Luc Bruyère, aka la Vénus de mille hommes. Photo : Rozenn Douerin.

Oinj plus que bouffée d’oxygène à la bouche avant de le passer au public (“vas-y, c’est du vrai”, me souffle mon voisin, ébloui), briquet Viceland, sac Monop’ à la main, curieusement tremblant, Sailor Moon Crystal vient se positionner au milieu des spectateurs pour proclamer “Oh Lala” de sa voix finement travaillée. Le snob pointera un texte parfois approximatif ; reste que, en dépit des aléas du direct, ce moment planant est sans doute le plus fort du spectacle car il dépasse à la fois les blagues pour trav en folie (“elle a failli sucer un spectateur ou elle l’a sucé en vrai ?”), les questions sociologiques sur la genration (pourquoi pas ?) ou l’effet de comique pouvant consister d’une part à déplacer le lieu de la parole (du négro macho au pédé outrancièrement grotesque) ou, d’autre part, à prendre au sérieux des textes souvent fiers de leur stupidité – on t’encule, public, toi t’achètes, nous on fait du bif. Les quasi sept minutes immobiles de déclamation sur fond musical départissent peu à peu le spectateur de son ironie, de son besoin de rire ou de sa nostalgie de vieux titres. C’est fait tout droit, sans effet superfétatoire, et ce talent de transformer en art le caca assumé qu’est PNL est soufflant.

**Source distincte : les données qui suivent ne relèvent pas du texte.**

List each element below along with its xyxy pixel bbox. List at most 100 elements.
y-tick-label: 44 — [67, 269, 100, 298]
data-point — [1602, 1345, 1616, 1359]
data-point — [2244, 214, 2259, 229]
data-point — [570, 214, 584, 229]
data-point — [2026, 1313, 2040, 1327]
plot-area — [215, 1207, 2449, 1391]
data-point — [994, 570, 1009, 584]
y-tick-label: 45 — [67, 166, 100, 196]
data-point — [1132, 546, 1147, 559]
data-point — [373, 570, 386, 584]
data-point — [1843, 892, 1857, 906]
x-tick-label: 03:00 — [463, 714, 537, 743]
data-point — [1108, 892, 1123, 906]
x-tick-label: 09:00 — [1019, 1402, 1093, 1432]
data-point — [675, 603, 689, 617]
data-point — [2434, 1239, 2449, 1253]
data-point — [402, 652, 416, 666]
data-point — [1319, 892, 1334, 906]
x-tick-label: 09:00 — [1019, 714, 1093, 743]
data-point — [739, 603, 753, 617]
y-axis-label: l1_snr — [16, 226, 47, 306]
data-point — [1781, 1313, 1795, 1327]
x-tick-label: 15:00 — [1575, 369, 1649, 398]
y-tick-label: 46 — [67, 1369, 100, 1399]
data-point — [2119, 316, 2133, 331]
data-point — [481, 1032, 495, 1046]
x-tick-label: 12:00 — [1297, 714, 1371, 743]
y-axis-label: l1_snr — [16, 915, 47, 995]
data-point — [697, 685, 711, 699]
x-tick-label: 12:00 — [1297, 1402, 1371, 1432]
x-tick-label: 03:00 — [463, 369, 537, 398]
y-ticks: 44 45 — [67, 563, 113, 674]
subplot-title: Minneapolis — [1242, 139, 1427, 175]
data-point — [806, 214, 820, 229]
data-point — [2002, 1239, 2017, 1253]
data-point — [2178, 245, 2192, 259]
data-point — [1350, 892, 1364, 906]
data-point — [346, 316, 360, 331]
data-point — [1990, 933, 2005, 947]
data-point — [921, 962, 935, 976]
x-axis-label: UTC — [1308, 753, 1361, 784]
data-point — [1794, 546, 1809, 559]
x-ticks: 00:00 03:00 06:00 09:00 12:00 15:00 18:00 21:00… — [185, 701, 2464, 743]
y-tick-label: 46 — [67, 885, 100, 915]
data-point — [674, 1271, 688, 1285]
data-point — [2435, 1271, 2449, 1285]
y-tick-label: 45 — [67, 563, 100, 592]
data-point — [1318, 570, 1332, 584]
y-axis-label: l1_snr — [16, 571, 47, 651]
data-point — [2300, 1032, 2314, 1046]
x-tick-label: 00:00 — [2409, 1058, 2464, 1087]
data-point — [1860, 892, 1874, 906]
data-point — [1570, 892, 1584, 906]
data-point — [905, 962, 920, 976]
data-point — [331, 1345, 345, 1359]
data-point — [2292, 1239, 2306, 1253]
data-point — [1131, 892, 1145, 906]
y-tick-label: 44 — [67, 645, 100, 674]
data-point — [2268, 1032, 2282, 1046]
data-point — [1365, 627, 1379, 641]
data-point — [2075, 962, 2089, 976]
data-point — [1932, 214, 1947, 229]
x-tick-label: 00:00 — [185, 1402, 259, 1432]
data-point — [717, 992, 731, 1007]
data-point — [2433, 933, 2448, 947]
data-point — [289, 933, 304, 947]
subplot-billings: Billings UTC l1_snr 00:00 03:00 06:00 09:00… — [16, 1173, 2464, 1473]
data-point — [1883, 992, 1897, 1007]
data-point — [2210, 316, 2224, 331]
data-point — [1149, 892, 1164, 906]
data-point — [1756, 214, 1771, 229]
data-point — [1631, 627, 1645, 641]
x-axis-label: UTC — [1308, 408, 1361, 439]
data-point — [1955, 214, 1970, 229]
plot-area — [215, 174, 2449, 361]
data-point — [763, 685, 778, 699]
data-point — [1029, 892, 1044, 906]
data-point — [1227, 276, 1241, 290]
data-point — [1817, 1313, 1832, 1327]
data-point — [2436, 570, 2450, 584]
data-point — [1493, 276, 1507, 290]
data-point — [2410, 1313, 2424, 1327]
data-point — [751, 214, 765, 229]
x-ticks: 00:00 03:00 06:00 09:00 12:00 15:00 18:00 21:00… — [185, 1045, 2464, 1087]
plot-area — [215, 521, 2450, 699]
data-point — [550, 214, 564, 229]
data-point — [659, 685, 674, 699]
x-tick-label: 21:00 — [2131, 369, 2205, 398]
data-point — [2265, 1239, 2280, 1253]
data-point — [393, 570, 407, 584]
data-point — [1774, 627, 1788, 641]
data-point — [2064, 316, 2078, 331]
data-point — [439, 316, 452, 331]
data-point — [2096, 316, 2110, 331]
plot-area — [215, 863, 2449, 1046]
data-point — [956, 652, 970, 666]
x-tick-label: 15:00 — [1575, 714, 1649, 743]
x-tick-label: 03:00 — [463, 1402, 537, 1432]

La reine Diams couronnée par Madame Arthur. Photo : Rozenn Douerin.

Bien entendu, cela souffle aussi parce que le spectacle est intelligemment construit autour de moments de franche rigolade formant l’écrin nécessaire. Peut-être même est-il délibéré de placer, après PNL, “Tout oublier” d’Angèle, un second solo de Charly Voodoo qui nous éblouit aussi peu que le précédent, comme une respiration moyenne permettant de mieux repartir par la suite. L’enchaînement avec le faux casting façon les Inconnus le laisse penser. Il prélude à un duo américano-ménélikiste orné d’un sample vocal du pianiste. Cela constitue l’un des sommets comiques du spectacle, entre humour bon enfant, trouvailles et pointe de souvenance.

Le style lyrico-hispanique moulinettant le diamsique “DJ” et sa peau de pêche bleue (avant Jeremstar…) est d’une efficacité tout aussi percutante grâce à l’arrangement protéiforme, l’interprétation soignée et la qualité de la voix virtuose. Voilà une fin pertinente pour un spectacle bref (50′) mais pétillant que les gourmands – nous n’en pouvions être cette fois – prolongent par un blind test puis une séance cabaret re-puis un club jusqu’à six du ; les petits joueurs, quoique petits joueurs, auront a minima assisté à un tour de chant étonnant, riche et finalement bien plus intelligent qu’interlope. De sorte que, sans état d’âme, nous conseillons ce spectacle aux lecteurs qui ont connu le rap français d’antan et sont restés curieux – sauf, bien entendu, si lesdits (et non Lady, pfff) lecteurs ont peur, j’ai pas fini, de passer un bon, joli et bizarre moment, la dernière épithète n’étant peut-être pas la moins laudative.

Charly Voodoo. Photo : Rozenn Douerin.